Another organization created and run by patients has broken significant research barriers. The Patient-Led Research Collaborative50 is a group of patients with long COVID who designed, funded, and conducted the first research on long COVID in April 2020. They have published papers on long COVID and created a $5 million patient-guided fund for biomedical research.
When cofounder Lisa McCorkell presented to the NASEM’s June 30, 2023, panel on patient-driven research initiatives,51 she succinctly summed up what is at stake: “It’s not enough just to have a patient in a room. Their voice needs to matter in that room, their expertise needs to be valued, their insights need to be incorporated.”

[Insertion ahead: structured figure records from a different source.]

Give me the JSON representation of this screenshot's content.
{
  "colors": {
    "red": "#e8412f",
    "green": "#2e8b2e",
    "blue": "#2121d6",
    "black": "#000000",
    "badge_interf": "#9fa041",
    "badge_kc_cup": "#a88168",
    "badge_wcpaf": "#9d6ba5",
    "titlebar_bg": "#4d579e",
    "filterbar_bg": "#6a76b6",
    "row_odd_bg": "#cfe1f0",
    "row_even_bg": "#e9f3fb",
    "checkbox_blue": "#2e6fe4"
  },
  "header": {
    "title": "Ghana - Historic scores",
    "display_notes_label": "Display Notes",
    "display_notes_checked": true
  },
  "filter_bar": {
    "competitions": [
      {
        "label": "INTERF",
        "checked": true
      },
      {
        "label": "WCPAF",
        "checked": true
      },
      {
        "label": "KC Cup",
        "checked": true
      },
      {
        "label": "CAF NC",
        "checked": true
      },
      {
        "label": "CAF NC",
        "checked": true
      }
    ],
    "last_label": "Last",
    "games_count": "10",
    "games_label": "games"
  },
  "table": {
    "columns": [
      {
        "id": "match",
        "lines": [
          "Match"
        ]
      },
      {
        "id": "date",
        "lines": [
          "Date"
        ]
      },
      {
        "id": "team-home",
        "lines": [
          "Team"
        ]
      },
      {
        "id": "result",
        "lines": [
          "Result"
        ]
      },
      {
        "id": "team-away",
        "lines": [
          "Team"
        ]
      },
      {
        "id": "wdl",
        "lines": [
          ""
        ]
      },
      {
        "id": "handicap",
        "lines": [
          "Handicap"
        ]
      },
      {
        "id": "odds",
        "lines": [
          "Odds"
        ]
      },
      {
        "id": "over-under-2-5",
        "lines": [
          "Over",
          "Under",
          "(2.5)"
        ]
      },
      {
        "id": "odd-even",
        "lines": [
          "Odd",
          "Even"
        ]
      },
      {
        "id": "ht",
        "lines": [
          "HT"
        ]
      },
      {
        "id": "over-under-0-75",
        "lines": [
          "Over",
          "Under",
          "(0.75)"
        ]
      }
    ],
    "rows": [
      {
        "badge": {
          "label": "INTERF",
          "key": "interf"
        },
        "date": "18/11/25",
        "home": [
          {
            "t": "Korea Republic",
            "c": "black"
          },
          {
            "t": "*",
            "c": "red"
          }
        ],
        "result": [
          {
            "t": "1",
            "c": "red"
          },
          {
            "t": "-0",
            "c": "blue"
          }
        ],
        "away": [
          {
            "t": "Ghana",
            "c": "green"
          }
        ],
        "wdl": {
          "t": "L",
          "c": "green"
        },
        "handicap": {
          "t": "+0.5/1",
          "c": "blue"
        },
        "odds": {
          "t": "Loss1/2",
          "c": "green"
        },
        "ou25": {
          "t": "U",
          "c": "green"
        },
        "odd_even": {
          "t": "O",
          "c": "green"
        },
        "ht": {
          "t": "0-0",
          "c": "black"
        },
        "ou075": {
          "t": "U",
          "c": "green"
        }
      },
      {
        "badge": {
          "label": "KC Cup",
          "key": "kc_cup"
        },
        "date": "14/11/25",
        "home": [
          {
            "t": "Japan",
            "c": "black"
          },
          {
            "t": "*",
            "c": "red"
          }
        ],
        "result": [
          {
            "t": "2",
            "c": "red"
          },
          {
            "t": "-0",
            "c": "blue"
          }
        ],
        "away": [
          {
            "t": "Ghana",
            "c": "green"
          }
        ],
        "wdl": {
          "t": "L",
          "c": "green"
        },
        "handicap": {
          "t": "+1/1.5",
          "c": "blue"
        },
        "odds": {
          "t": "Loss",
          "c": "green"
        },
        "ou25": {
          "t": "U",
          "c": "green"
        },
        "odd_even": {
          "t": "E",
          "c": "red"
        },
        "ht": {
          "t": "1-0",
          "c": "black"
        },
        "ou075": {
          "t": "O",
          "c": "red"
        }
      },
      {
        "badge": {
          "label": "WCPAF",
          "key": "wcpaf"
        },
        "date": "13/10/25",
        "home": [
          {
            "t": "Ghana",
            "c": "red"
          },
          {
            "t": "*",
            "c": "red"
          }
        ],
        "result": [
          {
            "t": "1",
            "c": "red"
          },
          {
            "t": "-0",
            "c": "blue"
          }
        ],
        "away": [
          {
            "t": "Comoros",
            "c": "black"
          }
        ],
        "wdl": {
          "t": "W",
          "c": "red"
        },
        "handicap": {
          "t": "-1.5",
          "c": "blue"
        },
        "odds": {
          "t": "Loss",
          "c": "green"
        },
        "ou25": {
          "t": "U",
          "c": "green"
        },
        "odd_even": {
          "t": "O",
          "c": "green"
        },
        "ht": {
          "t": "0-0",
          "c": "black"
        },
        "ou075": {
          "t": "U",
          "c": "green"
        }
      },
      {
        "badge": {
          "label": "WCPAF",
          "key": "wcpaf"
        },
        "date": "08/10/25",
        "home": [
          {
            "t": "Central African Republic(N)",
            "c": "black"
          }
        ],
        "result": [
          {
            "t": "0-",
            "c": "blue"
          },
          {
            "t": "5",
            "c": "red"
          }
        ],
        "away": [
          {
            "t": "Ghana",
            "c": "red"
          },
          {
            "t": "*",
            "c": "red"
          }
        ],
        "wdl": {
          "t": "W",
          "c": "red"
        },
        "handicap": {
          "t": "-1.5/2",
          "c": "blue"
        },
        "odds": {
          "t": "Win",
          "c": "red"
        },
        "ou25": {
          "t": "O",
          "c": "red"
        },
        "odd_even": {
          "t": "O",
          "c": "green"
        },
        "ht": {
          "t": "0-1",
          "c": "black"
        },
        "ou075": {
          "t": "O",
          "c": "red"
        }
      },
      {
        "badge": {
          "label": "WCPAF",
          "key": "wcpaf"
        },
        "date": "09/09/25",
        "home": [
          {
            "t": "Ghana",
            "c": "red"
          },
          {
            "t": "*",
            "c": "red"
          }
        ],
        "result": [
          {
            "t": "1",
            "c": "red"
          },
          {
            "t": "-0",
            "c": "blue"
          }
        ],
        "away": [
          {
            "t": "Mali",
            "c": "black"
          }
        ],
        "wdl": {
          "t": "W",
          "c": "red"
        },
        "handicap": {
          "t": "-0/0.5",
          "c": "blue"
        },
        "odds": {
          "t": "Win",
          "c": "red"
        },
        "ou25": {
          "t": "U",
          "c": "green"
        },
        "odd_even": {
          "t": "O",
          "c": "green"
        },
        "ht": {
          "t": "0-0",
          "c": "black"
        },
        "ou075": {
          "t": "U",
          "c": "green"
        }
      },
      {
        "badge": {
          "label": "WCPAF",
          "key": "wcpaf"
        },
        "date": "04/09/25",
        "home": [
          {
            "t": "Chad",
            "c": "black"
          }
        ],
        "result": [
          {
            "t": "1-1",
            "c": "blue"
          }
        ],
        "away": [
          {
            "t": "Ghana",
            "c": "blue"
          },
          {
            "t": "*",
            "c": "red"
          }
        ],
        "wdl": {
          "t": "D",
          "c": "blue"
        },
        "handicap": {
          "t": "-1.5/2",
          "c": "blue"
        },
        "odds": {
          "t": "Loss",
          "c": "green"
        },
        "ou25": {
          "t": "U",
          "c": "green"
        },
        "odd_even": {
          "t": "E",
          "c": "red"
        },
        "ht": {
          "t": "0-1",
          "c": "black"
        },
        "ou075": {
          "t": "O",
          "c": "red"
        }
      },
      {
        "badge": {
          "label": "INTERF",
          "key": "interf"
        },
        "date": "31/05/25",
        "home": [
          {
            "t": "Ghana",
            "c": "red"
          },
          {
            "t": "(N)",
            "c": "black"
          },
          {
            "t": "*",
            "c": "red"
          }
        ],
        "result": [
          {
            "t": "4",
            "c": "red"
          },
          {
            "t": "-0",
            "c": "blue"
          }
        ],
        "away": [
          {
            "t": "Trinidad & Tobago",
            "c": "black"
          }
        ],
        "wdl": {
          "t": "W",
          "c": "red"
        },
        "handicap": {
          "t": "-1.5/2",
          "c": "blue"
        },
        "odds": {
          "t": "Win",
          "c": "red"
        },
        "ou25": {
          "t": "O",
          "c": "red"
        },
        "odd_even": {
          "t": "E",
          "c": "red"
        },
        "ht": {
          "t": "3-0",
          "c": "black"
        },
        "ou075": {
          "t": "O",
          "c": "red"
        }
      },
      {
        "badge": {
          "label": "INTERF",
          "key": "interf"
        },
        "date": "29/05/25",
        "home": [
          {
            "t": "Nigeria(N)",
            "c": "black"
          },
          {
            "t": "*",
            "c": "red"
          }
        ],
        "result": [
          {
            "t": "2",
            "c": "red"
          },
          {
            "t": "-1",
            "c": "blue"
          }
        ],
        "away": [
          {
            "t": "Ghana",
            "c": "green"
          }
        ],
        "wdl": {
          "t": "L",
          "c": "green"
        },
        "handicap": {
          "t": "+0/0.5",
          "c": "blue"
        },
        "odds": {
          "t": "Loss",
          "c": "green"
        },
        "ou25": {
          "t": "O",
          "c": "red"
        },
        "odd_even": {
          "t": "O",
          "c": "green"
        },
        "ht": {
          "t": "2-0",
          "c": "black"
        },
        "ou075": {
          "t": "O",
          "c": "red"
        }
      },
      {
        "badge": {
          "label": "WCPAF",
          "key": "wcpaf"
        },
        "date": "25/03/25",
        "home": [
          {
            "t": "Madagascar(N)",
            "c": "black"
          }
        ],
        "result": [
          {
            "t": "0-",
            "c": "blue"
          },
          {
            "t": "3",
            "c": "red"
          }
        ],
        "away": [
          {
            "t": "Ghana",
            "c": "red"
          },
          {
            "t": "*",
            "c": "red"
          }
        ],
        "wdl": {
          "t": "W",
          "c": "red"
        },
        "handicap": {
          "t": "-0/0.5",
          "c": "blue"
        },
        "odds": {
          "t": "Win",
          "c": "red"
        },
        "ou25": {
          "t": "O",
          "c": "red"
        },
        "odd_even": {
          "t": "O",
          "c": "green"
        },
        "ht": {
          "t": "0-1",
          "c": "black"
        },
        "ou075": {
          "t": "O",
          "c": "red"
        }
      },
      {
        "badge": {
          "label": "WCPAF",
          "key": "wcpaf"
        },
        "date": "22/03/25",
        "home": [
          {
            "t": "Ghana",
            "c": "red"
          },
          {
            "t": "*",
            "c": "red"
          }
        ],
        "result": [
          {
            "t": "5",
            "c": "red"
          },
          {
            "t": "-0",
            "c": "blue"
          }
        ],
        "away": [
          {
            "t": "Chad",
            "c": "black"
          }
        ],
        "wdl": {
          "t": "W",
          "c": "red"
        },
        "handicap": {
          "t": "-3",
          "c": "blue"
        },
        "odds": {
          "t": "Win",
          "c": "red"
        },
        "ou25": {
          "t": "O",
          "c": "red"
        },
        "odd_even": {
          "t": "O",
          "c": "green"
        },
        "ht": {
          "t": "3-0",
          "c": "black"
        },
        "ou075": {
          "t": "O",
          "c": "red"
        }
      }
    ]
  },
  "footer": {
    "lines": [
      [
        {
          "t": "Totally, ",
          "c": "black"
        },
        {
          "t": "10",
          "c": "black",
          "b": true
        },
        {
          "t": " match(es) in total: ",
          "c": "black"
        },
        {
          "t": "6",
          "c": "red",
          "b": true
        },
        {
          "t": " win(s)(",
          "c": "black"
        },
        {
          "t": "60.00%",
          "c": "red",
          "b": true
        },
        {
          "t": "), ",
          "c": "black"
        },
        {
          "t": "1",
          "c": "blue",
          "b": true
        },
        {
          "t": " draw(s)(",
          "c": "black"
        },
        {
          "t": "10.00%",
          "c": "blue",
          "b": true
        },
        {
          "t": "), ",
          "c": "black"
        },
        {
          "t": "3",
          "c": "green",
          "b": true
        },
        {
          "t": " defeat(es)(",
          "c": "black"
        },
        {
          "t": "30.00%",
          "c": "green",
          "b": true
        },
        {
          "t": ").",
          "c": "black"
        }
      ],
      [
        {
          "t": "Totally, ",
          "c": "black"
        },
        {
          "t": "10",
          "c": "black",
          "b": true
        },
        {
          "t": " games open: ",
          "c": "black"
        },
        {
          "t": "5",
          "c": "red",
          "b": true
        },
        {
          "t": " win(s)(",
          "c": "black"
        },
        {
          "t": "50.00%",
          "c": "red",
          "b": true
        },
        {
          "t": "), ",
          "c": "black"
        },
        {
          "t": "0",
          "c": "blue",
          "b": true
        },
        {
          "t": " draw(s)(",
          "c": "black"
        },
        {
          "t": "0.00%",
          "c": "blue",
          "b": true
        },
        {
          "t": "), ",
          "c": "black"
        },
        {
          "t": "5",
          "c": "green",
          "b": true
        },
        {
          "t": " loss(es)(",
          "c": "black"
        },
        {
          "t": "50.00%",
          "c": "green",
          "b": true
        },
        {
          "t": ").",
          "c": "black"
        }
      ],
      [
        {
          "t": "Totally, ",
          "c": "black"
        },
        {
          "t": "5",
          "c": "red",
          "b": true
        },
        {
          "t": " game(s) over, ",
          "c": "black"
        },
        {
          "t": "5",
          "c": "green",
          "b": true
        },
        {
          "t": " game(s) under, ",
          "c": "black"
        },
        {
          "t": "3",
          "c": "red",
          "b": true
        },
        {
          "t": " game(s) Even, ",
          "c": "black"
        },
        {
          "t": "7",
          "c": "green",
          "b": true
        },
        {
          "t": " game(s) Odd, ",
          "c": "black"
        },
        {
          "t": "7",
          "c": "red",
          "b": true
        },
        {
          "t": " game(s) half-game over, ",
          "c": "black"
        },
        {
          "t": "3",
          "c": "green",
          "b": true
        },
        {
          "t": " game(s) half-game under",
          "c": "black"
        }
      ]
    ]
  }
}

Organizations such as the Pulse Center for Patient Safety Education and Advocacy52 and their TakeCHARGE Campaign53 represents an initiative that encourages patients to become informed and active participants on their own healthcare team. Its unique approach directly engages patients and their families to take charge of their healthcare decisions with the 5 Steps to Safer Health Care. These are things patients can do on their own that can positively affect their care (e.g., keep a record handy of their medical history and current medications and prepare for doctor visits in advance and make a list of questions). Campaigns such as TakeCHARGE convey the value of patients taking charge of their own care, which directly affects diagnostic safety.